Cependant, Assad Abdullatiff est également d’avis qu’il faut une ouverture ciblée aux étrangers et non une ouverture tous azimuts. Au niveau des services financiers, outre le private banking, dont la gestion de patrimoine en fait partie, le président de l’ATMC est d'avis qu’il faudrait ouvrir nos portes aux spécialistes de la FinTech pour exploiter les nouvelles technologies blockchain et la crypto-monnaie. « On a un manque d’expertise au niveau de toutes ces nouvelles technologies », estime notre interlocuteur.

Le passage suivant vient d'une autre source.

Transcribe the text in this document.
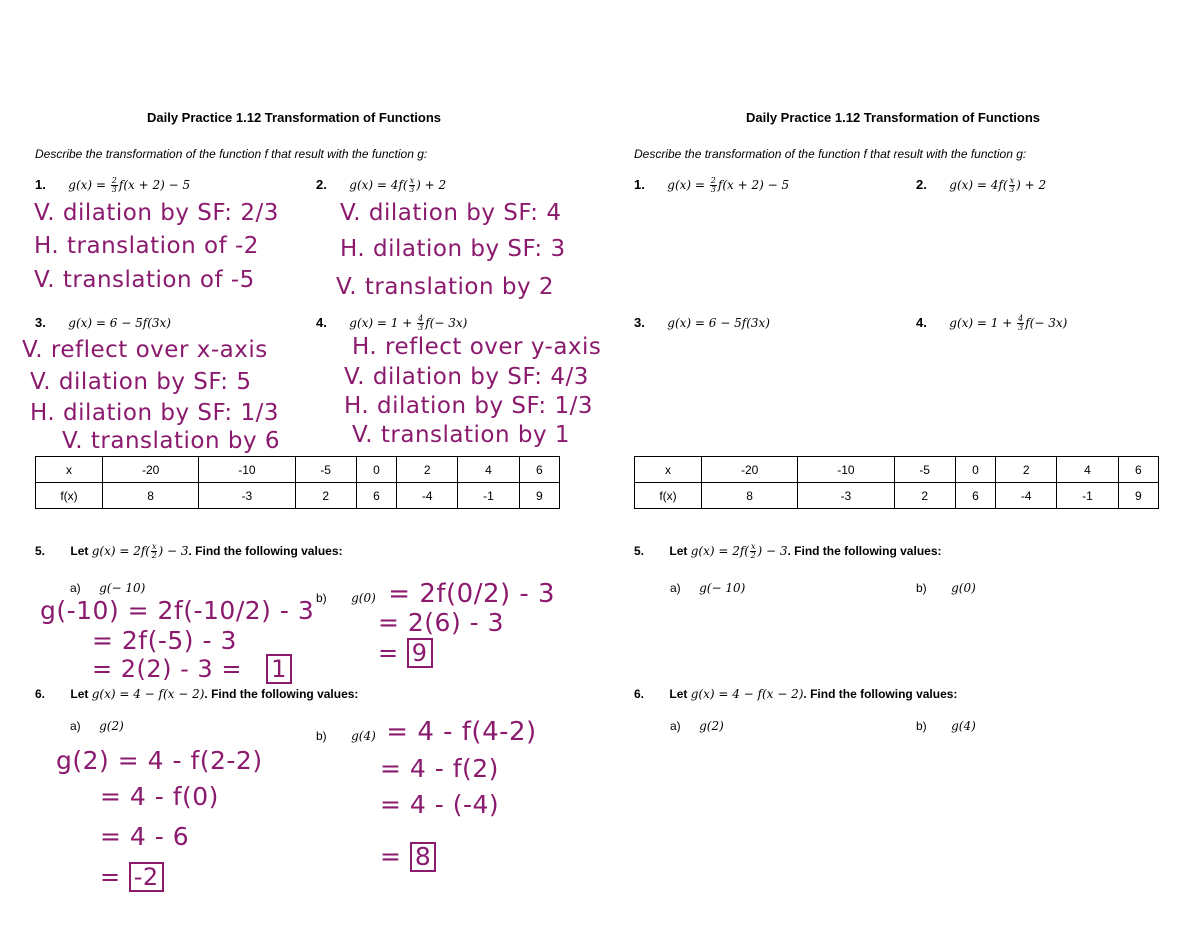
Daily Practice 1.12 Transformation of Functions
Describe the transformation of the function f that result with the function g:
1. $g(x) = \frac{2}{3} f(x + 2) - 5$	2. $g(x) = 4f( \frac{x}{3}$ ) + 2
V. dilation by SF: 2/3
H. translation of -2
V. translation of -5
V. dilation by SF: 4
H. dilation by SF: 3
V. translation by 2
3. g(x) = 6 − 5f(3x)	4. $g(x) = 1 + \frac{4}{3} f(- 3x)$
V. reflect over x-axis
V. dilation by SF: 5
H. dilation by SF: 1/3
V. translation by 6
H. reflect over y-axis
V. dilation by SF: 4/3
H. dilation by SF: 1/3
V. translation by 1
x	-20	-10	-5	0	2	4	6
f(x)	8	-3	2	6	-4	-1	9
5. Let $g(x) = 2f( \frac{x}{2}$ ) − 3. Find the following values:
a) g(− 10)
b) g(0) = 2f(0/2) - 3
g(-10) = 2f(-10/2) - 3
= 2f(-5) - 3
= 2(2) - 3 = 1
= 2(6) - 3
= 9
6. Let g(x) = 4 − f(x − 2). Find the following values:
a) g(2)
b) g(4) = 4 - f(4-2)
g(2) = 4 - f(2-2)
= 4 - f(0)
= 4 - 6
= -2
= 4 - f(2)
= 4 - (-4)
= 8
Daily Practice 1.12 Transformation of Functions
Describe the transformation of the function f that result with the function g:
1. $g(x) = \frac{2}{3} f(x + 2) - 5$	2. $g(x) = 4f( \frac{x}{3}$ ) + 2
3. g(x) = 6 − 5f(3x)	4. $g(x) = 1 + \frac{4}{3} f(- 3x)$
x	-20	-10	-5	0	2	4	6
f(x)	8	-3	2	6	-4	-1	9
5. Let $g(x) = 2f( \frac{x}{2}$ ) − 3. Find the following values:
a) g(− 10)	b) g(0)
6. Let g(x) = 4 − f(x − 2). Find the following values:
a) g(2)	b) g(4)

Les mutations de la clientèle s’ajoutent aux nouvelles technologies dans l’hôtellerie, estime Jocelyn Kwok, CEO de l’Association des hôteliers et restaurateurs de l’île Maurice (AHRIM). Avec les nouveaux marchés que vise l’industrie, il y a un problème au niveau des langues, en plus de la formation qui n’arrive pas à suivre le rythme d’un secteur qui a besoin de 900 nouveaux employés chaque année : « Les autorités du tourisme élaborent régulièrement une liste des compétences rares, souvent calquée sur des définitions de poste peu pertinentes, eu égard des évolutions dans le secteur », explique Jocelyn Kwok. Elle ajoute : « Pour les nouveaux savoir-faire, à l’instar du revenue management, de l’asset management et des operational innovations, il faut absolument aller chercher les meilleurs dans ces domaines. » Ici encore, il faut cibler les professionnels, dont le secteur a vraiment besoin.
Un salaire supérieur à Rs 60 000 pour un Occupation Permit
La différence entre un détenteur d’un Occupation Permit, remis par l’EDB et un simple permis de travail, responsabilité du ministère du Travail, relève des revenus.
S’agissant de la catégorie des professionnels, celle qui concerne le plus les opérateurs, un Occupation Permit n’est délivré qu’aux professionnels touchant plus de Rs 60 000 mensuellement.
La seule exception concerne le secteur des TCI où un professionnel avec un salaire de plus de Rs 30 000 peut également être éligible.
Le secteur des TCI premier employeur des expatriés
Les chiffres officiels de l’Economic Development Board (EDB), qui a absorbé le Board of Investment (BOI), concernant le nombre d’Occupation Permits délivrés, indiquent que la grosse majorité, soit 72 %, concerne des professionnels plutôt que des investisseurs. Il s’agit justement de la catégorie qui intéresse la communauté des affaires qui n’arrive pas à trouver les compétences nécessaires localement.
Les détails des permis émis par secteur d’activité dressent un tableau éloquent des secteurs où les compétences d’expatriés sont requises. Hormis la catégorie générique des services professionnels, ce sont les TCI, l’hospitalité et les services financiers qui composent le podium.
Le secteur des TCI et des médias se trouve loin devant avec 1 031 permis à son actif. À lui tout seul, ce secteur compte donc pour 22 % des « occupation permits » émis aux professionnels. Même les deux autres secteurs, qui composent le trio de tête, n’arrivent pas à rivaliser.
Du côté de l’hospitalité, l’EDB dénombre 686 permis, alors que les services financiers suivent de près avec 670 permis.
Ces trois secteurs font effectivement face à des défis comme le besoin de recourir à des spécialistes pour passer à un service haut de gamme pour les TCI et les services financiers, ou encore le besoin de grossir les chiffres d’affaires tout en minimisant l’impact écologique pour l’hôtellerie.